Try, if you will, to ignore my least-favorite-kitchen-tile-in-the-world, and focus instead on Le Pingouin. Okay, he’s not French. At all. He just reminds me of a French waiter I once met. Or made up. Nonetheless, he is truly wonderful and we love him. (He puts bubbles in our water and whistles when he’s done!)
This January (month-o-resolutions), I got overwhelmed by the toxic waste that is being produced by our leftover and used-up technology. Yes, the very technology I sit in front of right now. And I don’t know what to do about it.
When we had an old tv to get rid of last year, I searched around and found a company that swears they dispose of e-waste properly. I then gave them a donation to keep up the good work. But do I have any idea if they were the real thing? Or do they just (under cover of darkness) send it all to China to be melted down into rivers of toxins? I have no way of knowing. And that depressed me. Not to mention how much it depressed me to realize I hadn’t turned out to be a reporter for 60 Minutes, hunting down those bad boys.
What the hell does this have to do with a penguin, you ask? (Very good question.) I decided that I simply had to more about things I could control. Places where I could make a difference. Things I had talked about, researched, but never quite made the full commitment to doing.
We already eat pretty seasonally and locally, for the most part. I grow as much as possible of our food, and I grow it organically. We are so unbelievably blessed with fresh local premium produce and the places to buy them. I mean, for god’s sake, it’s California! Right now in the middle of winter, meyer lemons are dripping from the trees around here! (Yes, I know that hurts some of you very deeply right now, walking around in sub-zero temperatures. So I’ll move on.)
Back to The Penguin. One easy, ultimately money-saving thing I can do to make a difference in the world. The Penguin has stopped us from buying bottled carbonated water. And we drink a whole lotta carbonated water. We had long ago stopped buying bottled non-fizzy water and we use stainless steel water bottles instead. With the filtered water coming from our refrigerator door, that was a no-brainer. But giving up our carbonated water? That was too hard. Too much sacrifice. We aren’t noble enough for that.

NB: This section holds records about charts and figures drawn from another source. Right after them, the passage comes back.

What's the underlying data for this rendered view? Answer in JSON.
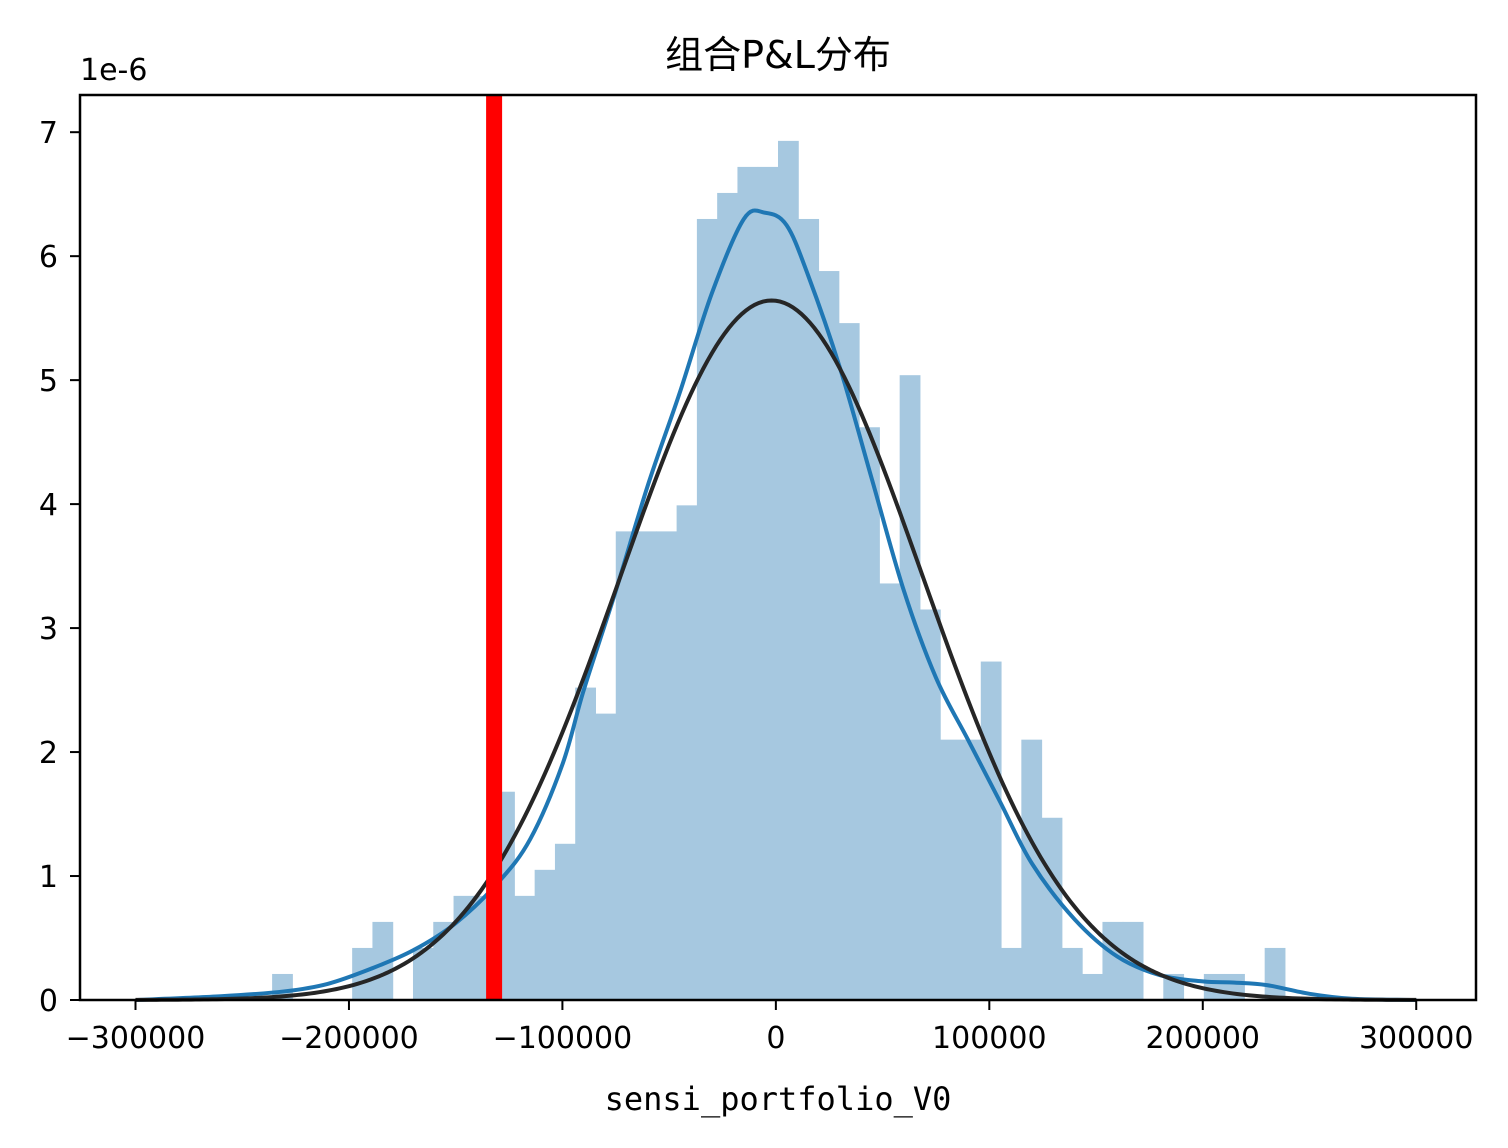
{
  "chart_data": {
    "type": "bar",
    "title": "组合P&L分布",
    "xlabel": "sensi_portfolio_V0",
    "ylabel": "",
    "y_offset_label": "1e-6",
    "xlim": [
      -326000,
      328000
    ],
    "ylim": [
      0,
      7.3
    ],
    "x_ticks": [
      -300000,
      -200000,
      -100000,
      0,
      100000,
      200000,
      300000
    ],
    "x_tick_labels": [
      "−300000",
      "−200000",
      "−100000",
      "0",
      "100000",
      "200000",
      "300000"
    ],
    "y_ticks": [
      0,
      1,
      2,
      3,
      4,
      5,
      6,
      7
    ],
    "y_tick_labels": [
      "0",
      "1",
      "2",
      "3",
      "4",
      "5",
      "6",
      "7"
    ],
    "grid": false,
    "histogram": {
      "color": "#a6c8e0",
      "bins": [
        {
          "x0": -236000,
          "x1": -226500,
          "h": 0.21
        },
        {
          "x0": -198500,
          "x1": -189000,
          "h": 0.42
        },
        {
          "x0": -189000,
          "x1": -179500,
          "h": 0.63
        },
        {
          "x0": -170000,
          "x1": -160500,
          "h": 0.42
        },
        {
          "x0": -160500,
          "x1": -151000,
          "h": 0.63
        },
        {
          "x0": -151000,
          "x1": -141500,
          "h": 0.84
        },
        {
          "x0": -141500,
          "x1": -132000,
          "h": 0.84
        },
        {
          "x0": -132000,
          "x1": -122500,
          "h": 1.68
        },
        {
          "x0": -122500,
          "x1": -113000,
          "h": 0.84
        },
        {
          "x0": -113000,
          "x1": -103500,
          "h": 1.05
        },
        {
          "x0": -103500,
          "x1": -94000,
          "h": 1.26
        },
        {
          "x0": -94000,
          "x1": -84500,
          "h": 2.52
        },
        {
          "x0": -84500,
          "x1": -75000,
          "h": 2.31
        },
        {
          "x0": -75000,
          "x1": -65500,
          "h": 3.78
        },
        {
          "x0": -65500,
          "x1": -56000,
          "h": 3.78
        },
        {
          "x0": -56000,
          "x1": -46500,
          "h": 3.78
        },
        {
          "x0": -46500,
          "x1": -37000,
          "h": 3.99
        },
        {
          "x0": -37000,
          "x1": -27500,
          "h": 6.3
        },
        {
          "x0": -27500,
          "x1": -18000,
          "h": 6.51
        },
        {
          "x0": -18000,
          "x1": -8500,
          "h": 6.72
        },
        {
          "x0": -8500,
          "x1": 1000,
          "h": 6.72
        },
        {
          "x0": 1000,
          "x1": 10500,
          "h": 6.93
        },
        {
          "x0": 10500,
          "x1": 20000,
          "h": 6.3
        },
        {
          "x0": 20000,
          "x1": 29500,
          "h": 5.88
        },
        {
          "x0": 29500,
          "x1": 39000,
          "h": 5.46
        },
        {
          "x0": 39000,
          "x1": 48500,
          "h": 4.62
        },
        {
          "x0": 48500,
          "x1": 58000,
          "h": 3.36
        },
        {
          "x0": 58000,
          "x1": 67500,
          "h": 5.04
        },
        {
          "x0": 67500,
          "x1": 77000,
          "h": 3.15
        },
        {
          "x0": 77000,
          "x1": 86500,
          "h": 2.1
        },
        {
          "x0": 86500,
          "x1": 96000,
          "h": 2.1
        },
        {
          "x0": 96000,
          "x1": 105500,
          "h": 2.73
        },
        {
          "x0": 105500,
          "x1": 115000,
          "h": 0.42
        },
        {
          "x0": 115000,
          "x1": 124500,
          "h": 2.1
        },
        {
          "x0": 124500,
          "x1": 134000,
          "h": 1.47
        },
        {
          "x0": 134000,
          "x1": 143500,
          "h": 0.42
        },
        {
          "x0": 143500,
          "x1": 153000,
          "h": 0.21
        },
        {
          "x0": 153000,
          "x1": 162500,
          "h": 0.63
        },
        {
          "x0": 162500,
          "x1": 172000,
          "h": 0.63
        },
        {
          "x0": 181500,
          "x1": 191000,
          "h": 0.21
        },
        {
          "x0": 200500,
          "x1": 210000,
          "h": 0.21
        },
        {
          "x0": 210000,
          "x1": 219500,
          "h": 0.21
        },
        {
          "x0": 229000,
          "x1": 238500,
          "h": 0.42
        }
      ]
    },
    "series": [
      {
        "type": "kde",
        "color": "#1f77b4",
        "points": [
          [
            -300000,
            0.0
          ],
          [
            -260000,
            0.03
          ],
          [
            -230000,
            0.07
          ],
          [
            -210000,
            0.13
          ],
          [
            -190000,
            0.25
          ],
          [
            -170000,
            0.4
          ],
          [
            -150000,
            0.62
          ],
          [
            -130000,
            0.95
          ],
          [
            -115000,
            1.3
          ],
          [
            -100000,
            1.9
          ],
          [
            -90000,
            2.5
          ],
          [
            -75000,
            3.3
          ],
          [
            -60000,
            4.15
          ],
          [
            -45000,
            4.9
          ],
          [
            -30000,
            5.7
          ],
          [
            -15000,
            6.3
          ],
          [
            -5000,
            6.35
          ],
          [
            5000,
            6.25
          ],
          [
            15000,
            5.85
          ],
          [
            30000,
            5.1
          ],
          [
            45000,
            4.2
          ],
          [
            60000,
            3.3
          ],
          [
            75000,
            2.6
          ],
          [
            90000,
            2.1
          ],
          [
            105000,
            1.6
          ],
          [
            120000,
            1.1
          ],
          [
            140000,
            0.65
          ],
          [
            160000,
            0.35
          ],
          [
            180000,
            0.2
          ],
          [
            200000,
            0.15
          ],
          [
            215000,
            0.14
          ],
          [
            230000,
            0.12
          ],
          [
            250000,
            0.05
          ],
          [
            270000,
            0.01
          ],
          [
            300000,
            0.0
          ]
        ]
      },
      {
        "type": "normal_fit",
        "color": "#262626",
        "mean": -2000,
        "std": 70700,
        "x_range": [
          -300000,
          300000
        ]
      }
    ],
    "vline": {
      "x": -132000,
      "color": "#ff0000"
    }
  }
}
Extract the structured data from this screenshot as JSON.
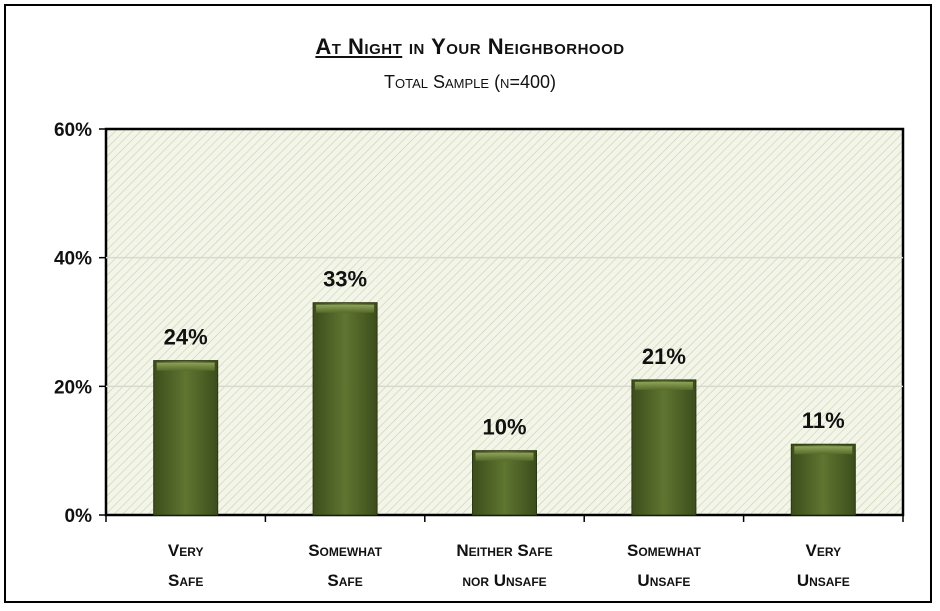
{
  "chart_data": {
    "type": "bar",
    "title_underlined": "At Night",
    "title_rest": " in Your Neighborhood",
    "subtitle": "Total Sample (n=400)",
    "categories": [
      [
        "Very",
        "Safe"
      ],
      [
        "Somewhat",
        "Safe"
      ],
      [
        "Neither Safe",
        "nor Unsafe"
      ],
      [
        "Somewhat",
        "Unsafe"
      ],
      [
        "Very",
        "Unsafe"
      ]
    ],
    "values": [
      24,
      33,
      10,
      21,
      11
    ],
    "value_labels": [
      "24%",
      "33%",
      "10%",
      "21%",
      "11%"
    ],
    "yticks": [
      "0%",
      "20%",
      "40%",
      "60%"
    ],
    "ylim": [
      0,
      60
    ],
    "grid": true,
    "bar_color": "#566b2a",
    "plot_background": "#f1f4e6"
  }
}
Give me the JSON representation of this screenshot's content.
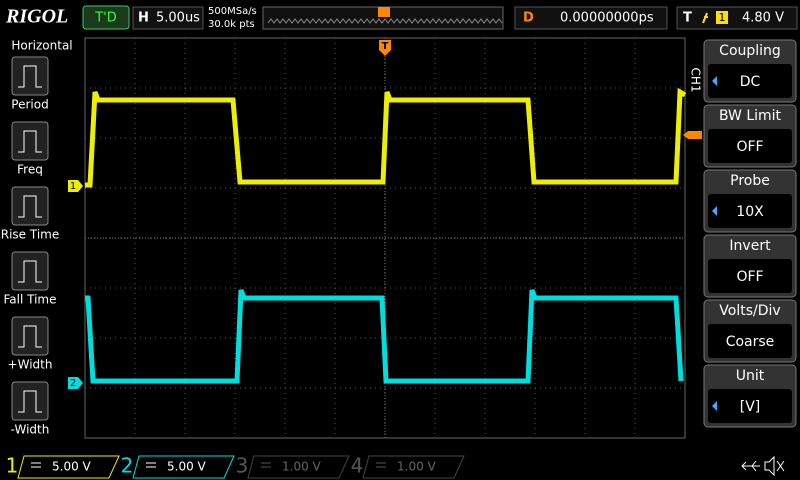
{
  "header": {
    "brand": "RIGOL",
    "status": "T'D",
    "horizontal_label": "H",
    "timebase": "5.00us",
    "sample_rate": "500MSa/s",
    "memory_depth": "30.0k pts",
    "delay_label": "D",
    "delay": "0.00000000ps",
    "trigger_label": "T",
    "trigger_source": "1",
    "trigger_level": "4.80 V"
  },
  "left_menu": {
    "title": "Horizontal",
    "items": [
      "Period",
      "Freq",
      "Rise Time",
      "Fall Time",
      "+Width",
      "-Width"
    ]
  },
  "right_menu": {
    "channel": "CH1",
    "items": [
      {
        "label": "Coupling",
        "value": "DC"
      },
      {
        "label": "BW Limit",
        "value": "OFF"
      },
      {
        "label": "Probe",
        "value": "10X"
      },
      {
        "label": "Invert",
        "value": "OFF"
      },
      {
        "label": "Volts/Div",
        "value": "Coarse"
      },
      {
        "label": "Unit",
        "value": "[V]"
      }
    ]
  },
  "channels": [
    {
      "number": "1",
      "scale": "5.00 V"
    },
    {
      "number": "2",
      "scale": "5.00 V"
    },
    {
      "number": "3",
      "scale": "1.00 V"
    },
    {
      "number": "4",
      "scale": "1.00 V"
    }
  ],
  "markers": {
    "trigger": "T",
    "ch1": "1",
    "ch2": "2"
  }
}
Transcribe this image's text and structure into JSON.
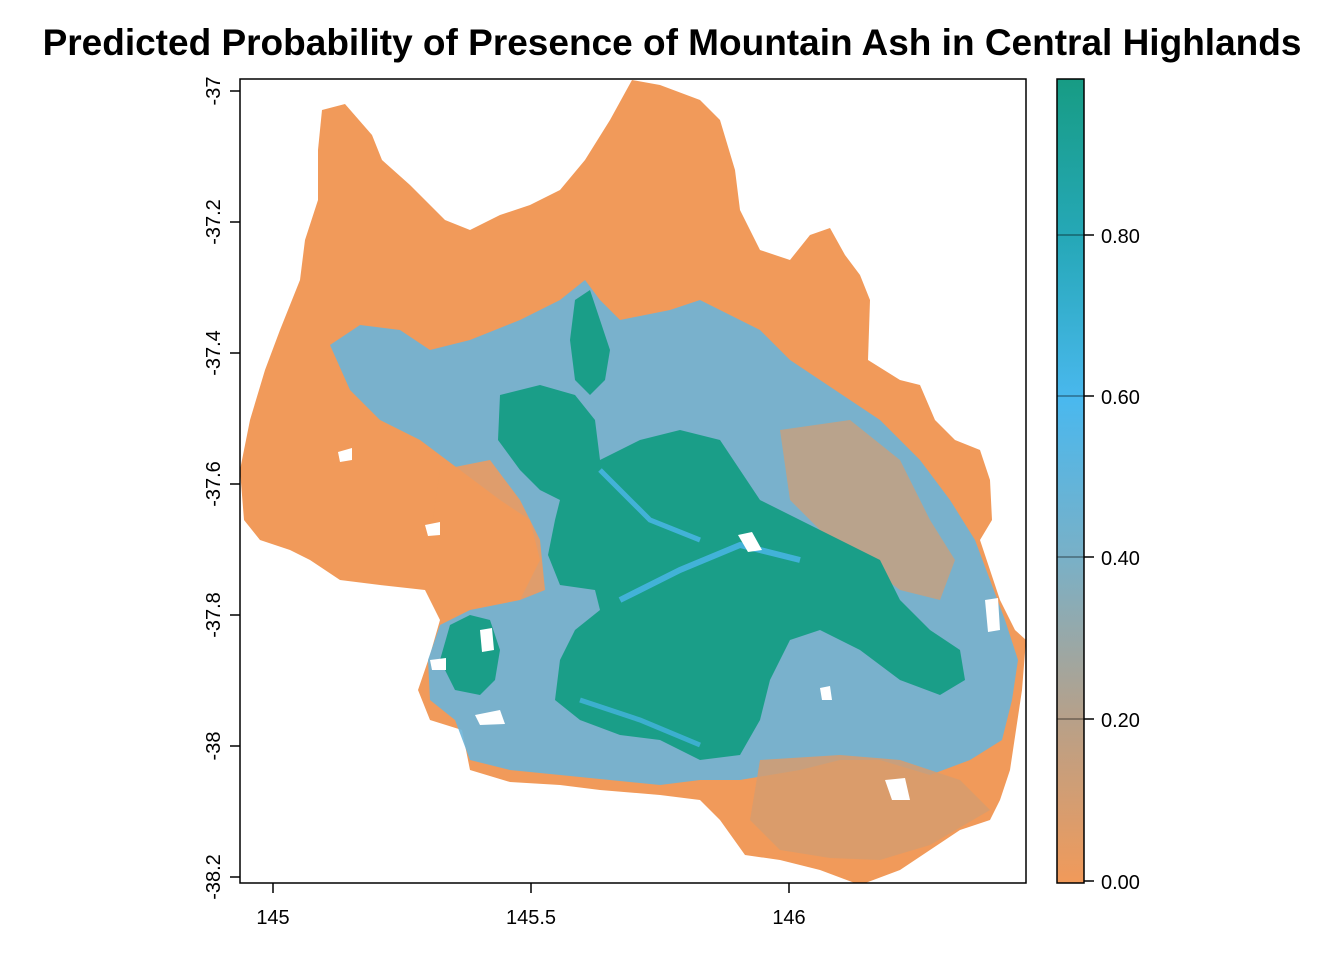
{
  "title": "Predicted Probability of Presence of Mountain Ash in Central Highlands",
  "map": {
    "x_ticks": [
      "145",
      "145.5",
      "146"
    ],
    "y_ticks": [
      "-37",
      "-37.2",
      "-37.4",
      "-37.6",
      "-37.8",
      "-38",
      "-38.2"
    ]
  },
  "legend": {
    "ticks": [
      "0.00",
      "0.20",
      "0.40",
      "0.60",
      "0.80"
    ],
    "colors": [
      "#f19a5a",
      "#b4a38a",
      "#78b4c8",
      "#4cb6ec",
      "#2aa6c0",
      "#1a9e88"
    ]
  }
}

Turns out we don’t have to be saints to make a difference. Now we have The Penguin, a top of the line carbonator, using glass bottles (because if I was going to do this, I wasn’t going to do it half-way, although it’s a cheaper option and certainly better than buying filled bottles at the store). Our recycle pile has become a mere shadow of its former self. I love it. We love it. We make about 6 to 8 bottles a day. A 20 ounce fill from our refrigerator door and two pushes on le pingouin’s beak and a bottle is ready to drink. 90 seconds, maybe? No plastic to recycle. No gas used driving to the store. Worth giving up the precious countertop inches. The Soda Club (club in name only, no membership required) even has a door-to-door exchange policy for the empty carbonators.
One resolution down, crossed off the list. Without attaining sainthood. And it’s not even February.